Unidentified Participant
Got it. Got it. That was really helpful, sir. Thank you.
Unidentified Speaker
Thank you.
Operator
Thank you. Next question comes from the line of S. Ramesh from Nirmal Bang Equities. Please go-ahead.
Ramesh
Thank you for the follow-up question. There are two-parts. One is, if you look at the kind of indication you gave on the mid-teens kind of decline for full-year, it suggests that you have to grow your 4th-quarter revenue by about 15%, but because last year you did about INR308 crores. So what is the visibility you have to, you know, surpass last year’s 4Q revenue as we speak? And secondly, if you look at the mapping of your growth drivers on, I think Slide 17, you have given the three growth drivers, polymer, pharma, LOIs and then chlorum Nation. So can you report any overlaps and say what percentage of your growth will come in each of these areas because there could be some, you know, a common products across the three categories. So if you can split these three drivers into independent categories of growth to avoid the overlapping and duplication, that would be very helpful.
Vishal Thakkar
Thank you. Sure. So let me answer that first question. What you were saying about my — what you have deles in terms of the indication, it’s fairly the right reflection. And I believe why we believe that we will be able to deliver is a very simple thing that if you look at it, as I said, I have a very-high visibility coming from my customers’ demand. It’s coming back and I am seeing that the customers have requested for those volumes and hence that number will be the number that is there. And if you see last year, whatever we did was also lower than what we did in ’23. So is it that this is the numbers which we have not delivered? The answer is that we have delivered these numbers.
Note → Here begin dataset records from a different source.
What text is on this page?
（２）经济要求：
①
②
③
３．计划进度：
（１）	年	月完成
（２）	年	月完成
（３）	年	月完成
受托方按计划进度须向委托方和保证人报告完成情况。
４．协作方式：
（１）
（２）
We believe that the numbers that we have been seeing in terms of whatever demand that we have seen from the customers, whatever orders are there, we feel far more comfortable. And also please appreciate now is the new year for my customers, large part of my customers and they have a more buoyancy in terms of their ability to give me a more you know firm demand, which I have — which we are seeing now. So all-in all, pharma polymer continues to give me the growth and it can — coming back will give me this growth.
Ramesh
Okay. Yeah, on the second question on the growth drivers, if you can step off the — yeah.
Vishal Thakkar
So next time onwards, I’ll try and see how we can share that with you. Because see, it is very difficult to do set on all the four — all the three parameters, but we’ll try and see how we can present it better-for-you.
Ramesh
So yeah, that would be very useful. And thank you very much and wish you all the best. Thanks.
Vishal Thakkar
Thank you.
Operator
Thank you. Ladies and gentlemen, we will take that as the last question for today. I now hand the conference over to Mr Vishal Thakkar for closing comments.
Vishal Thakkar
Thank you. Thank you, everyone, for your active participation this time. Definitely it was very, very helpful and exciting. We hope that we have been able to answer most of your queries. I also apologize if I have not been able to give more specific answers because of the current constraints that we are as a listed company to not meet a very specific guidance. So any of the questions or there are some questions in this call, please feel free-to reach-out to our IR partner ENY, and we will be happy to take it offline. Thank you very much.
Operator
Thank you. Thank you. On behalf of Anupam Rasayan India Limited, that concludes this conference. Thank you for joining us. You may now disconnect your lines.